Hani milletin ruhî ve fikrî açlığından bahsediyoruz ya, yanlış anlaşılmasın…
Burada temelde ruhî ve fikrî tedaviye muhtaç olanlar, herkesten ve her şeyden önce bu ülkeyi yöneteceğini, yönettiğini zannedenler. Malûm, balık baştan kokar. Türkiye gibi her türlü imkânın var olduğu ve ayakları yere basan bir idarî, iktisadî sistemle aç ve açıkta kimsenin kalmayacağı bir vasatta, bu tür hadiseler meydana geliyorsa, bunda ilk önce el atılıp tedavi edilmesi gereken idarecilerdir. Üstad’ın tasviriyle, yöneticilerin fikirsizliğinden dolayıdır ki, önümüzdeki yemeği kaşıkla ağzımıza götüreceğimiz yerde, kulağımızla yemeye çalışmaktayız. Yoksa bu ülkenin kaynaklarının yetersizliği gibi bir mesele söz konusu değil…
Onlara, “Siz nasıl oluyor da bu ülkeyi bu hâle getirmeyi başarıyorsunuz, kaşığımıza aldığımız lokmayı hangi akla hizmet ağza değil de kulağa götürüyorsunuz?” diye hesap sormadan olmaz.
Ruhî ve fikrî düzelme, öncelikle düzelme isteğinin irade beyanı olarak bu yanlışlardan hesap sorma hamlesiyle başlar ve bu hamleyle beraber midelerimizin de doymaya başladığına şahit oluruz.

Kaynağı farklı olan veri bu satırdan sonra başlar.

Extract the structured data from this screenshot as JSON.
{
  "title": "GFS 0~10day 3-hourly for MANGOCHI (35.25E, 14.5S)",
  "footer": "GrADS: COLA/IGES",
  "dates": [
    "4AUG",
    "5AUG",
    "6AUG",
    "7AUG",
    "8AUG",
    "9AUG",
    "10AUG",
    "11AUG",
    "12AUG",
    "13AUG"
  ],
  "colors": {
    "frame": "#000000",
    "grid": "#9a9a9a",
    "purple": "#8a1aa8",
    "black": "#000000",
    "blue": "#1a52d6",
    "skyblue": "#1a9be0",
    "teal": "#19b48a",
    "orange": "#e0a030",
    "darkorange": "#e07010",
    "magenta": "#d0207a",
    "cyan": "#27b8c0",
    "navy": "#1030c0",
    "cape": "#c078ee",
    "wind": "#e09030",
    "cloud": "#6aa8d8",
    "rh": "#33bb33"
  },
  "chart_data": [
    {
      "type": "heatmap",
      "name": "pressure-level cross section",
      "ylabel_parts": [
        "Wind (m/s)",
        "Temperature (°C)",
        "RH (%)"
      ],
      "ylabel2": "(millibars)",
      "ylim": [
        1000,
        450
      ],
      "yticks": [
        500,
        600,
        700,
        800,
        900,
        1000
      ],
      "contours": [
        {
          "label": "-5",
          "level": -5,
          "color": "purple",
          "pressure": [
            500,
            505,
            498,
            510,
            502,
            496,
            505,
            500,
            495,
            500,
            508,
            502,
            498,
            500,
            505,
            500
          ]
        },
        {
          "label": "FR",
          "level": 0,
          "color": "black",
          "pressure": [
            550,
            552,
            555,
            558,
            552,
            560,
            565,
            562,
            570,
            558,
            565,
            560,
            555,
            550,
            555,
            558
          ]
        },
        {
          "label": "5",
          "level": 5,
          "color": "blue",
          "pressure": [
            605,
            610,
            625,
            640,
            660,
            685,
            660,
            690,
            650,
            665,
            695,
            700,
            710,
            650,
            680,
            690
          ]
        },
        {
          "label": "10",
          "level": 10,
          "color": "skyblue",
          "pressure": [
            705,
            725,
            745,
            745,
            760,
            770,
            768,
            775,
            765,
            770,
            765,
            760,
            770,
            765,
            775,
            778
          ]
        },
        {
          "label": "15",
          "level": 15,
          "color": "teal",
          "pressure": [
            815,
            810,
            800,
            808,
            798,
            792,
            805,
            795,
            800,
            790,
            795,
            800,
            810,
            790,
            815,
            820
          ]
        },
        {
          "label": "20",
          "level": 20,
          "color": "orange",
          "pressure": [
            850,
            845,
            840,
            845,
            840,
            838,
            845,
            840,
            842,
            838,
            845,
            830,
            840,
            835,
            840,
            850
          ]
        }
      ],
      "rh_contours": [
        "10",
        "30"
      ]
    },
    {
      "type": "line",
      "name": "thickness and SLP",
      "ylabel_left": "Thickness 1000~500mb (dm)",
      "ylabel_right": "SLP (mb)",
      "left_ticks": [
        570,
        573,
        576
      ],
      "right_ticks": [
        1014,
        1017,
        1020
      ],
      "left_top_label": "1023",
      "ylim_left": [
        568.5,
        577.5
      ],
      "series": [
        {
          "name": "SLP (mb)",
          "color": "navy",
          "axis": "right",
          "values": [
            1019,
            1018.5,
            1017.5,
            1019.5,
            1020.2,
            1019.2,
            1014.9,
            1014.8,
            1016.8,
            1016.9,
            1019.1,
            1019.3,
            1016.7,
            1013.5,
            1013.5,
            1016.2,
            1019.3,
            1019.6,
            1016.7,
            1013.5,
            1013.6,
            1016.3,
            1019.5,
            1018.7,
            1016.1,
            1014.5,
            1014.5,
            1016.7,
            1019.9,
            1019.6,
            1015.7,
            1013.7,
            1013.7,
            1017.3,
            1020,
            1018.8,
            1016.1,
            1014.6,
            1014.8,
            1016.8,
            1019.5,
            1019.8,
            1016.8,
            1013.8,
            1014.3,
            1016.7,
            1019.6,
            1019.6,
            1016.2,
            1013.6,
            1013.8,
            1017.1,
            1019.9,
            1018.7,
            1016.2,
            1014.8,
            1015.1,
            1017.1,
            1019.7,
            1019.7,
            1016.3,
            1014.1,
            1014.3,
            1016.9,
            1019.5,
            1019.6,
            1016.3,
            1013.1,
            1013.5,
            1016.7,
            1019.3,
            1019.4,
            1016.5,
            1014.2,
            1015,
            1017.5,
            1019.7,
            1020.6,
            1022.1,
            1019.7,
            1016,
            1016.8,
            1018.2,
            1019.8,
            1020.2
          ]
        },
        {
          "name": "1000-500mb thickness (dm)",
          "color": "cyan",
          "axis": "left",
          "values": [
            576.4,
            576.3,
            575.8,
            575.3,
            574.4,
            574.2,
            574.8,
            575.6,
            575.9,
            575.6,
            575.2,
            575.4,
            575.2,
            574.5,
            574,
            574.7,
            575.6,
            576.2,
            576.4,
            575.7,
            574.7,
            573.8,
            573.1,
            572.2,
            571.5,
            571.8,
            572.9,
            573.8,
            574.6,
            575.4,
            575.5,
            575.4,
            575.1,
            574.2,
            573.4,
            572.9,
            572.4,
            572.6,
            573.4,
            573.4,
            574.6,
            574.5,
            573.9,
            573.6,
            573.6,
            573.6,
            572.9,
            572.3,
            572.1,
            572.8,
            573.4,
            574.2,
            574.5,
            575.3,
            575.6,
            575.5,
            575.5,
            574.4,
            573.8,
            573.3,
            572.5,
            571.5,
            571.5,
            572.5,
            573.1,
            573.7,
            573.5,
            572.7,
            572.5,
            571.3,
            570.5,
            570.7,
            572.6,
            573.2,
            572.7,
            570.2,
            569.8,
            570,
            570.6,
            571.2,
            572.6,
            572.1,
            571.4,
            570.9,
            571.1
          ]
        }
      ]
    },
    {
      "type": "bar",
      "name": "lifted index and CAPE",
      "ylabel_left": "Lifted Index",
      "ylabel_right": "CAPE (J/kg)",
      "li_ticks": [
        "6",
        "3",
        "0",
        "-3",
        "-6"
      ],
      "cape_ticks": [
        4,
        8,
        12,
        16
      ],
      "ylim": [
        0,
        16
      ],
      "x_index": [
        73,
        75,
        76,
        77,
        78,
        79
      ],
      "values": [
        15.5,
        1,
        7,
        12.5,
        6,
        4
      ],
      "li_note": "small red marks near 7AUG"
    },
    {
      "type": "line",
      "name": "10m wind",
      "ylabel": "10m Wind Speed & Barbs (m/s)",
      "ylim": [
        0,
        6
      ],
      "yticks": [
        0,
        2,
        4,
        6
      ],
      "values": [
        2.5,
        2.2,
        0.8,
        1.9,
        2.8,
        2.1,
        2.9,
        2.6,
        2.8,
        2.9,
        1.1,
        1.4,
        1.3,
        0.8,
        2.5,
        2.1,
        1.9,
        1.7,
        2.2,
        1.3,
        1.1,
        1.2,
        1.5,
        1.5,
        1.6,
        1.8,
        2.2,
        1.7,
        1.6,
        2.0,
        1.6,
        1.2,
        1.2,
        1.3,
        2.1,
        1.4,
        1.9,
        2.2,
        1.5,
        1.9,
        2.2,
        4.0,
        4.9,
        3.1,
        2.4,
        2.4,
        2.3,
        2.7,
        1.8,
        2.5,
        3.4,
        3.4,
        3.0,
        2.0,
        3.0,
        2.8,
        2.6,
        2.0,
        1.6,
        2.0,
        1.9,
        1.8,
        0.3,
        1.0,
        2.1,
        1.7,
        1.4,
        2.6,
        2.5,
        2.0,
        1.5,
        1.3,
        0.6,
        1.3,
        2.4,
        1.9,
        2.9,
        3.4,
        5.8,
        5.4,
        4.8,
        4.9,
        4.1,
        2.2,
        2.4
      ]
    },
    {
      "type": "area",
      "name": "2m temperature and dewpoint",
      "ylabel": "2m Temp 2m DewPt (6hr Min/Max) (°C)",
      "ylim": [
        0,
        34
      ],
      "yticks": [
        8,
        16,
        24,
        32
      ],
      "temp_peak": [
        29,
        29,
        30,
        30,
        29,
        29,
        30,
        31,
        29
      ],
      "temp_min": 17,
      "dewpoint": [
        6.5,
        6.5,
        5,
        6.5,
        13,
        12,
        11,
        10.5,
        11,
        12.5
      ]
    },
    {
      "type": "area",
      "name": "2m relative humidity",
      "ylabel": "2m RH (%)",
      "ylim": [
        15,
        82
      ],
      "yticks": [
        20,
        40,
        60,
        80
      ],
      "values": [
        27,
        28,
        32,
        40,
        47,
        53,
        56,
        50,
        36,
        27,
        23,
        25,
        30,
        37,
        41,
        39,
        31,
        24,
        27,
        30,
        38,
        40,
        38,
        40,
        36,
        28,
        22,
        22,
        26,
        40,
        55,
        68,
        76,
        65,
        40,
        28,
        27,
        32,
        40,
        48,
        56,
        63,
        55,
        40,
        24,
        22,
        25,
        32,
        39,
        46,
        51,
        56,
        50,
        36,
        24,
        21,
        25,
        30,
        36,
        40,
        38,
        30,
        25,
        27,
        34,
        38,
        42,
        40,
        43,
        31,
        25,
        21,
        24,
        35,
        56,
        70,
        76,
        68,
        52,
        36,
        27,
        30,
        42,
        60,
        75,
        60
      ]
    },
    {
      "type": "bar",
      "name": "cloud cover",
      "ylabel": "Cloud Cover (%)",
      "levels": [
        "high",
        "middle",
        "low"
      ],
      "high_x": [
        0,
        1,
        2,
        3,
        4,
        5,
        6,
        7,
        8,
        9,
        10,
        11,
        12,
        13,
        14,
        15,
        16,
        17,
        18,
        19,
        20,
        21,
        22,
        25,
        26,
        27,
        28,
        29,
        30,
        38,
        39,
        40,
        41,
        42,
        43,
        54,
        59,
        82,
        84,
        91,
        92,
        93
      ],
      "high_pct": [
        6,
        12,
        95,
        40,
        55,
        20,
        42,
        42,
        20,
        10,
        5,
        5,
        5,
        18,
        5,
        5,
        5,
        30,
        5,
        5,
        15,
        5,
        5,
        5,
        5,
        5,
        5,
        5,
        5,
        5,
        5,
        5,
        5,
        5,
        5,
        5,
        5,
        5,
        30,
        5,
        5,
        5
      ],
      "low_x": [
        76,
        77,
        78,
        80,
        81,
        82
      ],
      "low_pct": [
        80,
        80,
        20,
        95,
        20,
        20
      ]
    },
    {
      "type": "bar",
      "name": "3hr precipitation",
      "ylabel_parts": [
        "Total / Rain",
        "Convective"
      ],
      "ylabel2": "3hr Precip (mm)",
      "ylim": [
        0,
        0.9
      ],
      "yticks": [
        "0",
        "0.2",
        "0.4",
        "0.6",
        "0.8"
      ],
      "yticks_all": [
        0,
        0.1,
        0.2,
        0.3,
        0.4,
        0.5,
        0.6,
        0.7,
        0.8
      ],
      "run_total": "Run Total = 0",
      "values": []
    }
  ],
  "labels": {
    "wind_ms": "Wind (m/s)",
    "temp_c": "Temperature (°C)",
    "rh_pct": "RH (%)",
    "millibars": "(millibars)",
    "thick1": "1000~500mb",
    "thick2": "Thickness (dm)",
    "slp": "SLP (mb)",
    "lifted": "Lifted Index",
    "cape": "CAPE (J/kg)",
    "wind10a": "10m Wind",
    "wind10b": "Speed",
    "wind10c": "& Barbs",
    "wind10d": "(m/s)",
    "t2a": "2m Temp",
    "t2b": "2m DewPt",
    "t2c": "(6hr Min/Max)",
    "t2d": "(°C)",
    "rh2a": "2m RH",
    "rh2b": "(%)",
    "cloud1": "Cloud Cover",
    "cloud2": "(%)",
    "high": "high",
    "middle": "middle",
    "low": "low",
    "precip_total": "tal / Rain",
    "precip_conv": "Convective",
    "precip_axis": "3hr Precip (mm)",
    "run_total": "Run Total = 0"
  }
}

Mesele, sistem meselesidir ve o sistem de Üstad Necip Fazıl’ın vazettiği Büyük Doğu’dan başkası olmayarak, İbda mücadelesinde hayat bulmaktadır.
İşte, Büyük Doğu’nun zuhur etmesinin önündeki en büyük engel, Büyük Doğu’yu ağızlarında marsık gibi çiğneyen bu sahte Büyük Doğucular teşkil etmektedir.
Bunlar Üstad’ın, “yarım oluşlar tüm oluşları engeller!” diyerek yıllar öncesinden yaptığı teşhisin soyundan olarak, Büyük Doğu’cu görünerek Büyük Doğu’nun mezar kazıcısı vazifesini icra edenler… Bize, Büyük Doğu yolunun gerçek soylu nefesi İbda lâzım!
Üstad’ı ve Büyük Doğu’yu bu istismarcılardan kurtarmadıkça, asıl’ı sahte ve taklitlerin tasallutundan kurtarmadıkça, asıl’a hayat hakkı olmadığını bizzat yaşayarak da görüyoruz.